In the end, if you aren't using one of these types of tools, you probably should be.
I used to do a lot of work at the operating system and network level. I was always fascinated watching people use network trace tools when they were trying to debug a problem. The challenge was that they had no idea what was normal activity on the network, and what wasn't.
The end result of this is that they'd then spend huge amounts of time chasing down what were really just red herrings.
When you don't know what normal activity looks like, everything looks odd.
Today, I see the same thing with traces of SQL Server activity, either using SQL Profiler (and/or SQL Trace), and Extended Events Profiler. I also see the same thing with insights data sent to Log Analytics, and the outcomes of many expensive SQL Server monitoring tools.
For example, if you are looking at a SQL Server trace, and you see a large number of sp_reset_connection commands. Is that an issue? When would it be an issue, and when is it just normal?

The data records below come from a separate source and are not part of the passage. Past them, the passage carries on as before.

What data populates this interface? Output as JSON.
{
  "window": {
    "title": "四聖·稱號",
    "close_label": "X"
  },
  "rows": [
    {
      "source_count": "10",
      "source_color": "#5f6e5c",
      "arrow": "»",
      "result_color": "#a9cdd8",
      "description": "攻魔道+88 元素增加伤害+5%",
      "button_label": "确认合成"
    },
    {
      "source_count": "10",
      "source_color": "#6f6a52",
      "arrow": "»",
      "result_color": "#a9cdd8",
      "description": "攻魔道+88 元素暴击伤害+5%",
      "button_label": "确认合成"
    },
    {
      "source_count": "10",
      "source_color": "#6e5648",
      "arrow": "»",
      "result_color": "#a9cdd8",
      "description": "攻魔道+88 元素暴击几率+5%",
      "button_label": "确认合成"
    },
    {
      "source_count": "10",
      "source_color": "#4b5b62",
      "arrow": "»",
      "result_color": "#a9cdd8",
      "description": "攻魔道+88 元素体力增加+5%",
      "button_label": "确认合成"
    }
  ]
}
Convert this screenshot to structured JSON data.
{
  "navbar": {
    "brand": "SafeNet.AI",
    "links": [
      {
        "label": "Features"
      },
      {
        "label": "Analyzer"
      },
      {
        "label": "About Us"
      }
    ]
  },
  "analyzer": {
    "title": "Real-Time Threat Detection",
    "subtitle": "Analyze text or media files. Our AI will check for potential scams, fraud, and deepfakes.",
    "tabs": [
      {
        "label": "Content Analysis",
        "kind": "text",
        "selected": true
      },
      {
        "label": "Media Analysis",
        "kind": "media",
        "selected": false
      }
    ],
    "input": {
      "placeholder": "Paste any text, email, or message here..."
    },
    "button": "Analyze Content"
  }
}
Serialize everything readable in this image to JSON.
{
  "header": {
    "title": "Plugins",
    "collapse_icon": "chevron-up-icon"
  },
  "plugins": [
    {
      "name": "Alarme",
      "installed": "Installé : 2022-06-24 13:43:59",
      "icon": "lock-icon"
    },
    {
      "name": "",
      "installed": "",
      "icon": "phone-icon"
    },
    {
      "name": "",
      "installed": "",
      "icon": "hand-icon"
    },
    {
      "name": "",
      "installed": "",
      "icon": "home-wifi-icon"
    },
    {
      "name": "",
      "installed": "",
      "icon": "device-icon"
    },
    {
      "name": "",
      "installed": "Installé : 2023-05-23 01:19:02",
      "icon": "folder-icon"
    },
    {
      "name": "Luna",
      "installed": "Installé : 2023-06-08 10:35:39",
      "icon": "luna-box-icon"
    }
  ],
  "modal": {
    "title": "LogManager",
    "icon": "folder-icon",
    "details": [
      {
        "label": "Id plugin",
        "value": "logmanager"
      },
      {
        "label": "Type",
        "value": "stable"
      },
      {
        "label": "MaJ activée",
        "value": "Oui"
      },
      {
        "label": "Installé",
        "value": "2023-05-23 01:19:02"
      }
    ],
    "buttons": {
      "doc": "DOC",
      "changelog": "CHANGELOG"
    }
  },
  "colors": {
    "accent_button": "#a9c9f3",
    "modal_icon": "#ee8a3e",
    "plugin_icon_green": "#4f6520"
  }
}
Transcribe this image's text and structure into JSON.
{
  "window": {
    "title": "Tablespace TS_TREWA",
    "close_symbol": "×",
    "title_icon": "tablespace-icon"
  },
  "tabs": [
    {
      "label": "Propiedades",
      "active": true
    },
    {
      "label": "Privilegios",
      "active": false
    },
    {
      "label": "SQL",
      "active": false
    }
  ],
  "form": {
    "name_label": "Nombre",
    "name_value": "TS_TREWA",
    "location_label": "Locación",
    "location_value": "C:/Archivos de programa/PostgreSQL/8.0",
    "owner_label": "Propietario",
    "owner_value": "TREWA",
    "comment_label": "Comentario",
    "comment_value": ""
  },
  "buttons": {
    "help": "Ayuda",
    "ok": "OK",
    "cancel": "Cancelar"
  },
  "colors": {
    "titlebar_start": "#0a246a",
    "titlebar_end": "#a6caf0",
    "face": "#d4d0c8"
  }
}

If I see an sp_reset_connection executed on a connection followed by a number of other commands, I know that the application is using connection pooling. If however, I see a bunch of those on the same connection, without any commands executed in between, I know that the application code is opening connections when it doesn't need to. Perhaps it should be opening the connection closer to where it decides if it needs it.
The key point is that it's really important that you learn to use these tools before you have a problem. You need to be able to recognize what's normal, and what isn't.